Sobra tanta falta
Nunca perdi alguém próximo, até sexta. Até acordar com o telefone tocando, com o nome da pessoa marcado na tela, às 08:00 da manhã, pouco convencional - e ouvir a voz de outra pessoa, entrecortada. E entender que algumas notícias não tem volta por mais que desejemos assim acima de tudo.
O que é difícil? Talvez o fato de que aquela pessoa que era, que existia, não existe mais... Acho que não processei ainda, fico pensando que poderia passar na casa dele para dar um oi, jogar uma conversa fora, reclamar que não consigo fazer nada porque não sou boa o suficiente e ouvir que a juventude jamais, em hipótese alguma, pode ser pessimista. Receber uma ligação no meio da semana reclamando que eu não o visito mais, que faz tempo que eu não ligo... "Oi, menina"...
Sempre pensei, intimamente, qual seria essa sensação. É como se existisse um cansaço muito grande, em cima dos ombros, e como se ao mesmo tempo existe um vazio no tempo e no espaço. É como se o vazio doesse, e ele dói. Não é só a dor da perda, que por si só é bem devastadora. É a dor da ausência que vai ficar pra sempre... A falta que aquela pessoa vai fazer, principalmente nas coisas que ela fazia tão bem. A falta em ser uma referência, a falta em dar tantos conselhos, a falta dos puxões de orelha, a falta da mão estendida, a falta do carinho acolhedor e do exemplo, a falta dos ouvidos sempre ávidos pelas ultimas notícias, a falta do diálogo... A falta que ela vai fazer em ser um grande suporte, um apoio. O buraco de existência que se deixa, quando se vai... pra onde, José?
É como se existisse também um medo desse vazio que fica. Se as pessoas morrem, e essa é a única certeza absoluta das nossas vidas, porque será que não conseguimos nunca, em nenhuma época, em nenhum momento da história, aprender a lidar com essa perda? Porque a morte é tão dolorosa? Porque a existência é tão brutalmente cortada quando perdemos alguém? Porque alguém existe num dia e no outro não existe mais? Porque alguém, que estava internado há tanto tempo, tem de repente uma melhora, nos enche de alegria esperança, nos faz respirar aliviados sem medo do perigo que passou e parte, subitamente, assim numa ligação às 08:00 da manhã em que nos comunicam, alguém, que aquela pessoa deixou de existir, já não é mais nada que não lembranças e infinitas notas de solidariedade e pesar... Porque, entre tantas as coisas que sentimos no mundo, a morte precisa doer tanto?
Estive pensando que deveria ter sido mais. A última vez que fui visitar Edmundo segurei sua mão bem forte, passei a mão nos seus cabelos e o escutei dizendo que sentia a pior dor do mundo.

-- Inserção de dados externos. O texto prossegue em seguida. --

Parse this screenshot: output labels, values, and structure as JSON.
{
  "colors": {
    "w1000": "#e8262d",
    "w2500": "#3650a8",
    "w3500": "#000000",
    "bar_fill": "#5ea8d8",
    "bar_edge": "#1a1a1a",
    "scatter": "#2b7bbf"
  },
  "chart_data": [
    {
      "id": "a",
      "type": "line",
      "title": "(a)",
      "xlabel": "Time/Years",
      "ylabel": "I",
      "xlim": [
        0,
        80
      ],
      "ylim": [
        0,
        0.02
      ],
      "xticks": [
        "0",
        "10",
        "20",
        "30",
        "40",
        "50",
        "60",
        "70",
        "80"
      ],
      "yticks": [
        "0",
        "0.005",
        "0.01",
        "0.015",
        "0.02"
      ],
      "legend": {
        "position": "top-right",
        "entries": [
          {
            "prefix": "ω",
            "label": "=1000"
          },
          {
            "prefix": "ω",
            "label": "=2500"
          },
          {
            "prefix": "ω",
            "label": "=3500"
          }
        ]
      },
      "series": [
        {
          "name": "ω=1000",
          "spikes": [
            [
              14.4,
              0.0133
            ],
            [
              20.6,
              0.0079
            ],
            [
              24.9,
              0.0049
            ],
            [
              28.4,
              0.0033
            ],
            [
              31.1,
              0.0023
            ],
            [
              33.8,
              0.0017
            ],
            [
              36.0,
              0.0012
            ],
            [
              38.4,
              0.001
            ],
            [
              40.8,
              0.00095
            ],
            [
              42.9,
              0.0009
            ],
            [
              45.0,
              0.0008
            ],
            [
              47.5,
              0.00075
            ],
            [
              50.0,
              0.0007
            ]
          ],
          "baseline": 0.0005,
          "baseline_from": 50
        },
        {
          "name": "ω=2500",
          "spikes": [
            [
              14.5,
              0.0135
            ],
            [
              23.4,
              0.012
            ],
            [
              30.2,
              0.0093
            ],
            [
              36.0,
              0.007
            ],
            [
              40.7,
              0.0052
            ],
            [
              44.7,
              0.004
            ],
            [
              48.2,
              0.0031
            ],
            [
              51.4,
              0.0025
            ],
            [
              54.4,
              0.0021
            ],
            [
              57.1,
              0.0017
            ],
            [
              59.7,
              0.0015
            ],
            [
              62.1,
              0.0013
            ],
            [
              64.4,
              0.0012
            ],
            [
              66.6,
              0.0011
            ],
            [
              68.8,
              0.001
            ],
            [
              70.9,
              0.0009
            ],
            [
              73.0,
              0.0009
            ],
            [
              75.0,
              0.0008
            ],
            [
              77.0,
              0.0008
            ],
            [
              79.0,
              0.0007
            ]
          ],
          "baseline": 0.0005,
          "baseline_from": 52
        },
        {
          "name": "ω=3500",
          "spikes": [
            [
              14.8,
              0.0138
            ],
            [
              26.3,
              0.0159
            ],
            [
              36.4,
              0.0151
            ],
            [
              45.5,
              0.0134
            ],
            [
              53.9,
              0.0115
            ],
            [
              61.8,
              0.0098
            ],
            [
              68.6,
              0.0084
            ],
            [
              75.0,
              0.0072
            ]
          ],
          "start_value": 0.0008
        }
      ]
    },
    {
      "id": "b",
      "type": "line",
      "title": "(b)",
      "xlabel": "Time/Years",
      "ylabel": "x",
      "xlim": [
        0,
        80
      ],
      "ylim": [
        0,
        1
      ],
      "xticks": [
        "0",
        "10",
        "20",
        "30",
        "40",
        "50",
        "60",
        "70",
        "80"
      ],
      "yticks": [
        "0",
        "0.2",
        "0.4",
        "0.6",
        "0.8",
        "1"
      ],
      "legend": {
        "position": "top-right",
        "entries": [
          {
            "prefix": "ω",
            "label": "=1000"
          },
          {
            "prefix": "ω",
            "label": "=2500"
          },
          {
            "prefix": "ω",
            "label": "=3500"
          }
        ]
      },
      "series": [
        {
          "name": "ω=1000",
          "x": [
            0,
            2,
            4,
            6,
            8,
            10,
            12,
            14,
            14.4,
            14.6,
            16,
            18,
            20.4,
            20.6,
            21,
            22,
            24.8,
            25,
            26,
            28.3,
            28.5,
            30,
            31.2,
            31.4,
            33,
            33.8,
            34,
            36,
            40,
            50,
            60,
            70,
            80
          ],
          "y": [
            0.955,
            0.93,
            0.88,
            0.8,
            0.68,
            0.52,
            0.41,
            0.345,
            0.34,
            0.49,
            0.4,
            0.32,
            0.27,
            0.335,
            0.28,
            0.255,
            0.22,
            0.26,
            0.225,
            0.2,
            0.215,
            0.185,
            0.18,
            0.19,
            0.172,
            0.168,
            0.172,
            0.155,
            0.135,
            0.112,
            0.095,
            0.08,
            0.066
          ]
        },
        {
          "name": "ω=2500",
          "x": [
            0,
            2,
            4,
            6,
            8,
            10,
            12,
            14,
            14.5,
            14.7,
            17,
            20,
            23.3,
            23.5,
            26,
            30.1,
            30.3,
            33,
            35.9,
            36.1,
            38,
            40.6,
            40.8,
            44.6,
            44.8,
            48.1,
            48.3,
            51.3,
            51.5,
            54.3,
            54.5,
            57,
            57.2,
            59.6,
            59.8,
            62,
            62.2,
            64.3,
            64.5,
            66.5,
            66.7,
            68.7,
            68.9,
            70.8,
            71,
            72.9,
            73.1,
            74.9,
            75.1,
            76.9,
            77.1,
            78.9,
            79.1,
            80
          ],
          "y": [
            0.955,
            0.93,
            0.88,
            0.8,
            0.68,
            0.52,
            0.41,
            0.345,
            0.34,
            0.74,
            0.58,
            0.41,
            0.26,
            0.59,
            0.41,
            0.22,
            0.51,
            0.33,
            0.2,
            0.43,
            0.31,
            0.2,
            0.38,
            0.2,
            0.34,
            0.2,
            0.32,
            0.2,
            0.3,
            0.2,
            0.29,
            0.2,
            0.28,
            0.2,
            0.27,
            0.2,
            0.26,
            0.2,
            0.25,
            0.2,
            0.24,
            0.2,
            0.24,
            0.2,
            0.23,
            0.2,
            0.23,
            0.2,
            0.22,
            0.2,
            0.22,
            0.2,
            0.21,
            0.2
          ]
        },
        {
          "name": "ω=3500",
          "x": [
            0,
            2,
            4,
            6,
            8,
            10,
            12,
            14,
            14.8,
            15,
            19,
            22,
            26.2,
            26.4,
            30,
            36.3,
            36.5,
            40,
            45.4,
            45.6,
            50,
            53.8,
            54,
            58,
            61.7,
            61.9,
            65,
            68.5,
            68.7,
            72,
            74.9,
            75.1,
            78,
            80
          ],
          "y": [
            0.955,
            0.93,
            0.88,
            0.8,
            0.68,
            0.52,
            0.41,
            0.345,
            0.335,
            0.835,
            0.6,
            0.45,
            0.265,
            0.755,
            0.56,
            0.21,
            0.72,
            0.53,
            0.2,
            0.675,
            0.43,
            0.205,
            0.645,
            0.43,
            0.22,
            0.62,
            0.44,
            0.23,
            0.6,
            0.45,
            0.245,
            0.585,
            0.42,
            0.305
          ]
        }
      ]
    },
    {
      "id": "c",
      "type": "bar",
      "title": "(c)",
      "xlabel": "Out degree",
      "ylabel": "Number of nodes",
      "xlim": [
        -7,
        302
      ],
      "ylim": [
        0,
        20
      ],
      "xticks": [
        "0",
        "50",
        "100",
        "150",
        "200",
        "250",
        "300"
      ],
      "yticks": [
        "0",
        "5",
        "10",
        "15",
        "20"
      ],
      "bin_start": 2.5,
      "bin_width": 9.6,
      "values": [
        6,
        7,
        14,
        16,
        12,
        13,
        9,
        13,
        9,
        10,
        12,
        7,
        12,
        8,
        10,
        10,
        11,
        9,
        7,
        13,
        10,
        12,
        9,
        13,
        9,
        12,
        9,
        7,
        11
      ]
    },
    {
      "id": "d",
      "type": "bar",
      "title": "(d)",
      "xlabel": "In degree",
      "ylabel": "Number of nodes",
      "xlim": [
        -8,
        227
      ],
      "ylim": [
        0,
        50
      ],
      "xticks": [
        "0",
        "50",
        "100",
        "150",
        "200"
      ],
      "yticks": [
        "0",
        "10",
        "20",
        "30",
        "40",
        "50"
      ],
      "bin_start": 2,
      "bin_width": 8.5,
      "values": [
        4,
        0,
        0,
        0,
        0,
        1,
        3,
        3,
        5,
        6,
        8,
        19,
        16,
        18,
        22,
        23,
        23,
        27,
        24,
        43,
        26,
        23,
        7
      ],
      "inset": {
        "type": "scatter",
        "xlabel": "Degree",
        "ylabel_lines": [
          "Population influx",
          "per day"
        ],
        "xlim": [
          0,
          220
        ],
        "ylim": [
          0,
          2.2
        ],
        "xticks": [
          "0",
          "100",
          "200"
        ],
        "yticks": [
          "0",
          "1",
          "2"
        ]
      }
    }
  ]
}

Eu prometi que ele ia ficar bem, prometi que logo iria pra casa e que aquilo ia ficar para trás. Também contei que havia voltado a militar na nossa organização - e percebi que não poderia ter deixado-o mais orgulhoso, principalmente quando comentou comigo suas preocupações e quando percebemos que tinhamos muitas em comum e que eu me importava. Me importava com isso, com ele, com aqueles problemas, e que eu faria o possível para vencê-los. Ele dividiu comigo uma preocupação que me cortou o coração: não queria que o tivesse conhecido naquele estado, já velho e cheio de limitações para militar. Não fazia sentido, na minha cabeça eu conhecia uma pessoa maravilhosa, um exemplo de luta, um amigo cheio de energia e simplesmente brilhante. E queria falar isso pra ele, queria com todas as forças que ele soubesse que, do fundo do meu coração, todos os momentos em que estivemos juntos aprendi infinitas coisas e não sei se consegui e isso, de certa forma, machuca. É o vazio, é a incerteza que jamais vai ter solução. É o talvez não tenha dito o suficiente, ou demonstrado... Ou devia ter conseguido ir visitá-lo de novo, a despedida não existe. A partida vem como uma bomba, vem do nada, talvez aguda...
“Afinal, existem tantas coisas frágeis. Pessoas se despedaçam tão facilmente, sonhos e corações também”.